Heute denken wir über die christliche Hoffnung als Stärke der Märtyrer nach. Als Jesus im Evangelium die Jünger aussendet, täuscht er sie nicht mit Vorspiegelungen von leichtem Erfolg. Im Gegenteil, er warnt sie ausdrücklich, dass die Verkündigung des Reiches Gottes immer Widerspruch mit sich bringt. Und er gebraucht auch einen extremen Ausdruck: »Ihr werdet um meines Namens willen von allen gehasst« – gehasst! – »werden« (Mt 10,22). Die Christen lieben, aber sie werden nicht immer geliebt. Von Anfang an stellt Jesus uns diese Wirklichkeit vor Augen: In mehr oder weniger starkem Maße findet das Glaubensbekenntnis in einer Atmosphäre der Feindseligkeit statt.

Die Christen sind also Männer und Frauen, die »gegen den Strom schwimmen«. Das ist normal:Da die Welt von der Sünde geprägt ist, die in verschiedenen Formen des Egoismus und des Unrechts zum Ausdruck kommt, geht derjenige, der Christus nachfolgt, in die entgegengesetzte Richtung. Nicht aus polemischem Geist, sondern aus Treue zur Logik des Reiches Gottes, die eine Logik der Hoffnung ist und in einen Lebensstil umgesetzt wird, der auf den Weisungen Jesu gründet.

Und die erste Weisung ist die Armut. Als Jesus die Seinen aussendet, scheint er mehr darauf bedacht zu sein, sie zu »entkleiden« als sie »einzukleiden«! Tatsächlich ist ein Christ, der nicht demütig und arm, losgelöst von Reichtum und Macht und vor allem losgelöst von sich selbst ist, Jesus nicht ähnlich. Der Christ geht seinen Weg in dieser Welt mit dem, was für den Weg wesentlich ist, aber mit dem Herzen voll Liebe. Die wahre Niederlage für den Christen oder die Christin besteht darin, in die Versuchung der Rache und der Gewalt zu geraten und Böses mit Bösem zu vergelten. Jesus sagt zu uns: »Ich sende euch wie Schafe mitten unter die Wölfe« (Mt 10,16) – also ohne Zähne und Klauen, ohne Krallen, ohne Waffen. Der Christ muss vielmehr klug, zuweilen auch schlau sein; dies sind Tugenden, die von der Logik des Evangeliums akzeptiert werden. Aber die Gewalt nie. Um das Böse zu überwinden, kann man nicht die Methoden des Bösen teilen. Die einzige Stärke des Christen ist das Evangelium.

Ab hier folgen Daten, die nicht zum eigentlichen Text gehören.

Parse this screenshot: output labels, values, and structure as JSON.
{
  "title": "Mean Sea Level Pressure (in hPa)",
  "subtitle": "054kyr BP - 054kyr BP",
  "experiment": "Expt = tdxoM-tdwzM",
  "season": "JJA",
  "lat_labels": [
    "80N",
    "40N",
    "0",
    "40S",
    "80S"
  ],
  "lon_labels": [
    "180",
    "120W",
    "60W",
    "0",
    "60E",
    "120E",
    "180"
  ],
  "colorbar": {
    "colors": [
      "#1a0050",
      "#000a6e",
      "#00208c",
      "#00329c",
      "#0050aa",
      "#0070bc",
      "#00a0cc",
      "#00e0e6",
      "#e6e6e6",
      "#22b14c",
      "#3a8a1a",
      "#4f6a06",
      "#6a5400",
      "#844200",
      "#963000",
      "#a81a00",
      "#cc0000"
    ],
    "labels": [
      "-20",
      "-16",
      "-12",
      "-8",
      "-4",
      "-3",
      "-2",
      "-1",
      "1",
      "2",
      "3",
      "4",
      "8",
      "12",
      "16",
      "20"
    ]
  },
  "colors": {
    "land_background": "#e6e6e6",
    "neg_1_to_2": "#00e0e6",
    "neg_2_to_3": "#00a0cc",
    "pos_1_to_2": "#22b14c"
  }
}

In schwierigen Zeiten muss man glauben, dass Jesus uns vorausgeht und nicht aufhört, seine Jünger zu begleiten. Die Verfolgung ist kein Widerspruch zum Evangelium, sondern sie ist ein Teil davon: Wenn man unseren Meister verfolgt hat, wie können wir dann hoffen, dass uns der Kampf erspart bleibt? Im Wirbel der Ereignisse darf der Christ jedoch nicht die Hoffnung verlieren und meinen, er sei verlassen worden. Jesus beruhigt die Seinen, indem er sagt: »Bei euch aber sind sogar die Haare auf dem Kopf alle gezählt« (Mt 10,30). Das bedeutet, dass kein Leiden des Menschen, nicht einmal das winzigste und verborgene, unsichtbar ist vor den Augen Gottes.

Gott sieht, und gewiss schützt er; und er wird seine Erlösung schenken. Denn mitten unter uns ist Jemand, der stärker ist als das Böse, stärker als die kriminellen Vereinigungen, die dunklen Machenschaften, stärker als jene, die aus den Verzweifelten Profit schlagen, stärker als jene, die andere mit Arroganz unterdrücken… Jemand, der schon immer die Stimme des Blutes Abels gehört hat, das von der Erde aufschreit. Die Christen müssen sich also immer auf der »anderen Seite« der Welt, auf der von Gott gewählten Seite befinden: nicht Verfolger, sondern Verfolgte; nicht arrogant, sondern sanftmütig; keine Schaumschläger, sondern der Wahrheit unterworfen; keine Betrüger, sondern ehrliche Menschen.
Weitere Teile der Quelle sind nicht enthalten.